When she confirms his identity, for a second a look flashes across her faces that seems to say, "Okay, this is happening" before she launches into her question:
"We have information that you molested kids while serving as a priest. Did you molest kids?"
That's not an exact quote -- unlike a good reporter, I don't take notes when I watch movies -- but it's along those lines, and it's that direct.
In fact, this moment illustrates perfectly why I could never fully give myself over to journalism as a career.
Oh I was on that path. I worked as the reporter and interim editor of a newspaper in Rhode Island from 1996 to 1998, and in 1999 I attended Columbia Journalism School, where the brightest journalism prospects in the country -- dare I say, even the world -- go to take the next steps in their careers. (As well as the ones who can fool them into thinking we fit that description, like me.)
But even before starting at Columbia, I think I knew I didn't have that killer instinct, that courage, that unwavering belief in what is right that distinguishes the kind of journalists we see in Spotlight.
It's not so much that I feared the moment of awkwardness that results from asking an interview subject the question that cuts to the core of their own innocence or guilt. It's rather that I feared the moment of rage at the gall I was displaying at even asking. How dare you ask a question like that? How dare you intrude on the inner sanctum of my own protective shell as a human being who wants to be treated with decency?
Of course, I never dealt with anyone as guilty and as downright despicable as the Catholic priests of the Boston archdiocese, who turned out to be just the first publicly reported among hundreds and thousands of priests the world over who displayed those tendencies. The biggest fish I had to fry were local politicians dancing around some of their own double speak. When I had a story about a police chief who had an unregistered car on his property, it nearly gave me fits.
So just imagine the courage necessary to take on the Catholic church, an institution that counts half of your readership as loyal followers, and accuse it of hiding evidence that priests sexually molested young boys.
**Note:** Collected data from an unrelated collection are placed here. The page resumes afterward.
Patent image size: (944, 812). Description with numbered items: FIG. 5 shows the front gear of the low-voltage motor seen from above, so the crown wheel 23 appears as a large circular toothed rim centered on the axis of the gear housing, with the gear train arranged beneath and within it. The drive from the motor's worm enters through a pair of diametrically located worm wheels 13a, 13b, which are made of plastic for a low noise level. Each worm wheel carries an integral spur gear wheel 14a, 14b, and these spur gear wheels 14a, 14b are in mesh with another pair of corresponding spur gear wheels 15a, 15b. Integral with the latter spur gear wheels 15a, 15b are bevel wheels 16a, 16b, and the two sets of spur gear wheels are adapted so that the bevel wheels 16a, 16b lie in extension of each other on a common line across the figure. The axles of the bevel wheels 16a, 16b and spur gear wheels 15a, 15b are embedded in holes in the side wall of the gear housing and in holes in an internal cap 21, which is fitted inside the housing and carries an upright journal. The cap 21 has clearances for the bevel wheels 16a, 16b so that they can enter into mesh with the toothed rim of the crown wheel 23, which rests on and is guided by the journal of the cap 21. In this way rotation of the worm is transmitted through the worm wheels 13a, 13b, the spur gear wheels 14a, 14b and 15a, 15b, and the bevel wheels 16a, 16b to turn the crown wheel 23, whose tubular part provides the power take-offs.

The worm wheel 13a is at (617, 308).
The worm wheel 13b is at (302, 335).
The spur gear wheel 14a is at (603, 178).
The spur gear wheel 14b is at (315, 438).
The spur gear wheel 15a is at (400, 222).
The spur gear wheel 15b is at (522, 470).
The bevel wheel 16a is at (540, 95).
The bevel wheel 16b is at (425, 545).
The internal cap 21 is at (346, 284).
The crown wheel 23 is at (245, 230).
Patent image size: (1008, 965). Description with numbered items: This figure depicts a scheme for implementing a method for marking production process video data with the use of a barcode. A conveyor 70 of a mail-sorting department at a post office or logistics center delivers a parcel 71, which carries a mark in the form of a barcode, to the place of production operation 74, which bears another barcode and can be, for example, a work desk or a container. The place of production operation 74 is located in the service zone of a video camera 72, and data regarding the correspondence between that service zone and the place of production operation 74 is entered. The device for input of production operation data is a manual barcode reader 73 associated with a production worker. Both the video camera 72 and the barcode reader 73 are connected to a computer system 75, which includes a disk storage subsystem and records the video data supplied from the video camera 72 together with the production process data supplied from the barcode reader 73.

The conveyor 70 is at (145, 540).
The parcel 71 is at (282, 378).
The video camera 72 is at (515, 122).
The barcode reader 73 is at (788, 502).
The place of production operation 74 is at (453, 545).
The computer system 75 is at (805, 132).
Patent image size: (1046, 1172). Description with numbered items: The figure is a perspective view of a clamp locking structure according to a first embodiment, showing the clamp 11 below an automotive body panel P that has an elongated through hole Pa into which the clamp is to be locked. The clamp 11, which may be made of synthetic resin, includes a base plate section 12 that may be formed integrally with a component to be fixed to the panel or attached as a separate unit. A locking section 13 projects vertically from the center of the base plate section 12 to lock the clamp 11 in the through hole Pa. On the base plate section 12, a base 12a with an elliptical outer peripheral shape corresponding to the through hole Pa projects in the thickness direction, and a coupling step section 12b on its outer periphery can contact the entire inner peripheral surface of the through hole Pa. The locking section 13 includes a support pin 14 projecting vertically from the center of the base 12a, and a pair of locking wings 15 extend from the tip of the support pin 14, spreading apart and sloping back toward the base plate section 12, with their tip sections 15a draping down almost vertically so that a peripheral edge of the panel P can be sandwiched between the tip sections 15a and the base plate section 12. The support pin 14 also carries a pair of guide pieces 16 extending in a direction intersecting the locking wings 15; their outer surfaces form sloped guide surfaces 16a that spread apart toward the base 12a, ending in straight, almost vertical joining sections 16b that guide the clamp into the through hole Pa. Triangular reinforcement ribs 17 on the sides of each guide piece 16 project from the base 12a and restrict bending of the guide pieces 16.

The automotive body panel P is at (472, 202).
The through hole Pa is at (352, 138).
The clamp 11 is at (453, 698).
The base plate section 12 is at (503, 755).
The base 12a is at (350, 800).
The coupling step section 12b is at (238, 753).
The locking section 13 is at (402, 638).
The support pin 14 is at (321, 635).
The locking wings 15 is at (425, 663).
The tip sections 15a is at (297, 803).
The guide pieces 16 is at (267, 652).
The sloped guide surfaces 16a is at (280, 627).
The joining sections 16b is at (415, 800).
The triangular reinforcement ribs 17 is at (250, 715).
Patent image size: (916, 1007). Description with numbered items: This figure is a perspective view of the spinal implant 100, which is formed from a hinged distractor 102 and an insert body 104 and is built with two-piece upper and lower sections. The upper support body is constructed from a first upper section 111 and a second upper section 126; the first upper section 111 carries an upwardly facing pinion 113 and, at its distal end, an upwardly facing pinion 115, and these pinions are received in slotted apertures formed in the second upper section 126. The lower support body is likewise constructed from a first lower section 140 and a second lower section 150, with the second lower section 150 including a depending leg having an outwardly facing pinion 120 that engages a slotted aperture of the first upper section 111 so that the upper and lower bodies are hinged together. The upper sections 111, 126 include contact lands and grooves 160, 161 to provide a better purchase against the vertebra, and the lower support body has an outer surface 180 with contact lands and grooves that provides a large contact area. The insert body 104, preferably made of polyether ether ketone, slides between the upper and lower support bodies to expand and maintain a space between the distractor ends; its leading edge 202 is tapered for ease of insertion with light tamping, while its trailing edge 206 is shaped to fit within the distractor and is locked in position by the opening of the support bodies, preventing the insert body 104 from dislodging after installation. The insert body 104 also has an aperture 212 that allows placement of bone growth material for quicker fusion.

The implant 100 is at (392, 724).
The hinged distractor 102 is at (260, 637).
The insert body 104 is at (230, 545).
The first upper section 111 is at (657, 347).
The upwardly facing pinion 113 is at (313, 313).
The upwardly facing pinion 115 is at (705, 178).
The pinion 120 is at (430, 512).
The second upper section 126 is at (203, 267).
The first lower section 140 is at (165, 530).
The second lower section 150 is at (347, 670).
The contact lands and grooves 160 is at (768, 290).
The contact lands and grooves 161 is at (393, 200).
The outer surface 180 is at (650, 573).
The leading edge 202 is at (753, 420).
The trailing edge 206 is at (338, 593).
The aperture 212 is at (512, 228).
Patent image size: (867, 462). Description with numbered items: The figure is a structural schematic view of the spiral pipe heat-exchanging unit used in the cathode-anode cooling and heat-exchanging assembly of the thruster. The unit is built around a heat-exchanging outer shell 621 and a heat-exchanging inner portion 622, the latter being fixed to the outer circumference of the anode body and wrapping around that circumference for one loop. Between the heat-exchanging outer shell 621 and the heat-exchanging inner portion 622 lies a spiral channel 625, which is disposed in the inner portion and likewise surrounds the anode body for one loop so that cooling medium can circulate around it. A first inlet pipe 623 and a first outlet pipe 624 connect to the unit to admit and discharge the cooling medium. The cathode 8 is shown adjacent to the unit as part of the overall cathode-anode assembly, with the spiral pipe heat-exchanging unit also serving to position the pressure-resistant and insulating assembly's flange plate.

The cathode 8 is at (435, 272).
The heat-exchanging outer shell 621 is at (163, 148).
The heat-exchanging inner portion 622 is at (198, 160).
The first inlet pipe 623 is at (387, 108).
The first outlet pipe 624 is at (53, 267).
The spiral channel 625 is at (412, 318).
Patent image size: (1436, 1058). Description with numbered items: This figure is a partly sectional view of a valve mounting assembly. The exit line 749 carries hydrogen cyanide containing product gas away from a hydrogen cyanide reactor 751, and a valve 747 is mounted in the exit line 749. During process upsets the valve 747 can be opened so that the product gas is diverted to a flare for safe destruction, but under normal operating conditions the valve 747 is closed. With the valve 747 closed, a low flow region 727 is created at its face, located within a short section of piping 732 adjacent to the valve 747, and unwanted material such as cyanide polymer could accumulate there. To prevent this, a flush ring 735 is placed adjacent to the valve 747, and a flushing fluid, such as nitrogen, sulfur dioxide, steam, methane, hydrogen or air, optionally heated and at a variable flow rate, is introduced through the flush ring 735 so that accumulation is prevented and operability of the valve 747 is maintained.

I appreciate that kind of courage even more because of my past as a reporter, and it makes seeing a movie like Spotlight all the more rewarding for me. What Spotlight doesn't do is make me wistful for a career path I could have had if I'd made a couple decisions differently. I never had what it takes to stick a microphone in someone's face, either literally or metaphorically, and it was useful to realize that before I threw myself into an arena where I was destined to fail. I suppose it's better to succeed at what I do now, to the extent that I do succeed at it, than to have failed as a reporter.
But that doesn't change one bit my conviction that someone needs to stick those microphones in those faces, and movies that celebrate these proud professionals make me proud to watch them.